Vietnam’s energy system is increasingly carbon-intensive, using coal, gas and petroleum products such as petrol and diesel. These fossil fuels are some of the biggest contributors to global climate change and contribute to problematic air, soil and water pollution.
There is a current increase in investment on non-renewable energies in Vietnam, with the planned construction of a number of coal-fired power plants. Fossil fuels now account for more than 50% of the country’s total energy consumption.
For Vietnam to move towards a sustainable energy system, myths and misconceptions about green energy must be debunked.
The biggest forum on sustainable energy development in Vietnam recently brought together over 1000 participants and 65 media outlets for a week to discuss these challenges and how they might be solved.
The Canadian Embassy to Vietnam in Hanoi and the Consulate General of Canada in Ho Chi Minh City co-supported the Vietnam Renewable Energy Week. The conference was hosted in Hanoi and Can Tho, by the Vietnam Sustainable Energy Alliance in collaboration with the Vietnam Union of Science and Technology Associations and the Southwest Steering Committee.
Highlighting Canada as a world leader in the production and use of energy from renewable resources, Canada hosted the seminar: ‘Think Green, Think Canada: Best Practices in Sustainable Technologies’.

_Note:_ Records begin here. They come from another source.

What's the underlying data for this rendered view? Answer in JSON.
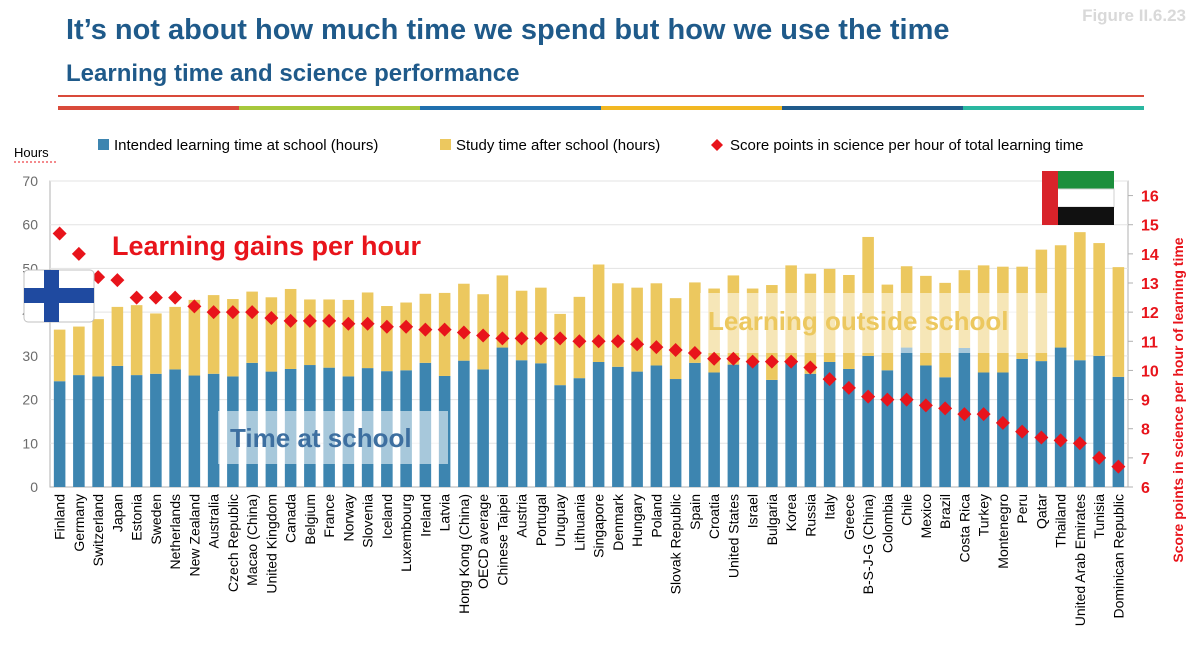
{
  "figure_label": "Figure II.6.23",
  "title": "It’s not about how much time we spend but how we use the time",
  "subtitle": "Learning time and science performance",
  "colors": {
    "title": "#1f5a8a",
    "school_bar": "#3d85b0",
    "after_bar": "#ecc85f",
    "marker": "#e8141b",
    "right_axis": "#e8141b",
    "strip": [
      "#d94a3a",
      "#a7c83c",
      "#1f6fae",
      "#f2b823",
      "#1f5a8a",
      "#2ab7a0"
    ]
  },
  "annotations": {
    "gains": "Learning gains per hour",
    "outside": "Learning outside school",
    "school": "Time at school"
  },
  "flags": {
    "left": "finland-flag",
    "right": "uae-flag"
  },
  "chart_data": {
    "type": "bar",
    "stacked": true,
    "ylabel": "Hours",
    "ylim": [
      0,
      70
    ],
    "yticks": [
      0,
      10,
      20,
      30,
      40,
      50,
      60,
      70
    ],
    "y2label": "Score points in science per hour of learning time",
    "y2lim": [
      6,
      16.5
    ],
    "y2ticks": [
      6,
      7,
      8,
      9,
      10,
      11,
      12,
      13,
      14,
      15,
      16
    ],
    "legend": {
      "school": "Intended learning time at school (hours)",
      "after": "Study time after school (hours)",
      "score": "Score points in science per hour of total learning time"
    },
    "categories": [
      "Finland",
      "Germany",
      "Switzerland",
      "Japan",
      "Estonia",
      "Sweden",
      "Netherlands",
      "New Zealand",
      "Australia",
      "Czech Republic",
      "Macao (China)",
      "United Kingdom",
      "Canada",
      "Belgium",
      "France",
      "Norway",
      "Slovenia",
      "Iceland",
      "Luxembourg",
      "Ireland",
      "Latvia",
      "Hong Kong (China)",
      "OECD average",
      "Chinese Taipei",
      "Austria",
      "Portugal",
      "Uruguay",
      "Lithuania",
      "Singapore",
      "Denmark",
      "Hungary",
      "Poland",
      "Slovak Republic",
      "Spain",
      "Croatia",
      "United States",
      "Israel",
      "Bulgaria",
      "Korea",
      "Russia",
      "Italy",
      "Greece",
      "B-S-J-G (China)",
      "Colombia",
      "Chile",
      "Mexico",
      "Brazil",
      "Costa Rica",
      "Turkey",
      "Montenegro",
      "Peru",
      "Qatar",
      "Thailand",
      "United Arab Emirates",
      "Tunisia",
      "Dominican Republic"
    ],
    "series": [
      {
        "name": "Intended learning time at school (hours)",
        "values": [
          24.2,
          25.6,
          25.3,
          27.7,
          25.6,
          25.9,
          26.9,
          25.5,
          25.9,
          25.3,
          28.4,
          26.4,
          27.0,
          27.9,
          27.3,
          25.3,
          27.2,
          26.5,
          26.7,
          28.4,
          25.4,
          28.9,
          26.9,
          31.9,
          29.0,
          28.3,
          23.3,
          24.9,
          28.6,
          27.5,
          26.4,
          27.8,
          24.7,
          28.4,
          26.2,
          28.0,
          28.3,
          24.5,
          28.4,
          25.9,
          28.6,
          27.0,
          30.0,
          26.7,
          31.9,
          27.8,
          25.1,
          31.8,
          26.2,
          26.2,
          29.3,
          28.8,
          31.9,
          29.0,
          30.0,
          25.2
        ]
      },
      {
        "name": "Study time after school (hours)",
        "values": [
          11.8,
          11.1,
          13.1,
          13.5,
          16.0,
          13.8,
          14.3,
          17.3,
          18.0,
          17.7,
          16.3,
          17.0,
          18.3,
          15.0,
          15.6,
          17.5,
          17.3,
          14.9,
          15.5,
          15.8,
          19.0,
          17.6,
          17.2,
          16.5,
          15.9,
          17.3,
          16.3,
          18.6,
          22.3,
          19.1,
          19.2,
          18.8,
          18.5,
          18.4,
          19.2,
          20.4,
          17.1,
          21.7,
          22.3,
          22.9,
          21.3,
          21.5,
          27.2,
          19.6,
          18.6,
          20.5,
          21.6,
          17.8,
          24.5,
          24.2,
          21.1,
          25.5,
          23.4,
          29.3,
          25.8,
          25.1
        ]
      },
      {
        "name": "Score points in science per hour of total learning time",
        "values": [
          14.7,
          14.0,
          13.2,
          13.1,
          12.5,
          12.5,
          12.5,
          12.2,
          12.0,
          12.0,
          12.0,
          11.8,
          11.7,
          11.7,
          11.7,
          11.6,
          11.6,
          11.5,
          11.5,
          11.4,
          11.4,
          11.3,
          11.2,
          11.1,
          11.1,
          11.1,
          11.1,
          11.0,
          11.0,
          11.0,
          10.9,
          10.8,
          10.7,
          10.6,
          10.4,
          10.4,
          10.3,
          10.3,
          10.3,
          10.1,
          9.7,
          9.4,
          9.1,
          9.0,
          9.0,
          8.8,
          8.7,
          8.5,
          8.5,
          8.2,
          7.9,
          7.7,
          7.6,
          7.5,
          7.0,
          6.7
        ]
      }
    ]
  }
}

“Given Canada’s firm commitment to the Paris Climate Agreement, Canadian government and businesses are shifting to a cleaner future that reduces carbon pollution while fostering innovations, strengthening our economy, and creating the jobs of the future.” – H.E. Ping Kitnikone, Canadian Ambassador to Vietnam.
The dynamic events throughout the week created a platform for local and international stakeholders to share new developments in the field of renewable energy for both Vietnam and the world.
Throughout the seminars, policy makers, green technology experts, business leaders, and social activists collaborated to identify the myths and misconceptions that surround renewable energy and how those myths might be overcome.
Participants identified some of the reasons there has been a lack of investment in renewable energy in Vietnam, including indirect subsidies to non-renewable energy, the reluctance of authorities to rapidly raise the cost of electricity, and complex regulatory barriers.
“ In the world, renewable energy has become a new mainstream as well as one of the priority sectors in Communist Party of Vietnam‘s sustainable development plan and policies. I believe that investing in renewable energy in Vietnam will increase speedily in the near future.”
– Dr. Nghiem Vu Khai, Vice President of Vietnam Union of Science and Technology Associations.
Participants learned about Canada’s innovations in sustainable technologies from leaders of the Canadian clean-tech companies Anaergia and Canadian Solar, which both operate in South East Asia.
“Vietnam Sustainable Energy Alliance believes that renewable energy development and energy efficiency are not only essential solutions in tackling with global climate change but also bringing new economic opportunities and economic benefits, increasing access to energy for the poor, reducing environmental pollution as well as contributing to ensure national energy security“
– Mrs. Nguy Thi Khanh, Executive Director of GreenID, Coordinator of Vietnam Sustainable Energy Alliance.
Participants also learned about a Canadian-supported $15 million Innovation for Climate Change Fund, which will help Vietnamese small and medium sized enterprises develop innovative, gender-sensitive approaches to fight climate change and build a better business environment for climate-smart practices.
The Embassy of Canada to Vietnam will continue to support technological innovation to address climate change and grow a clean economy.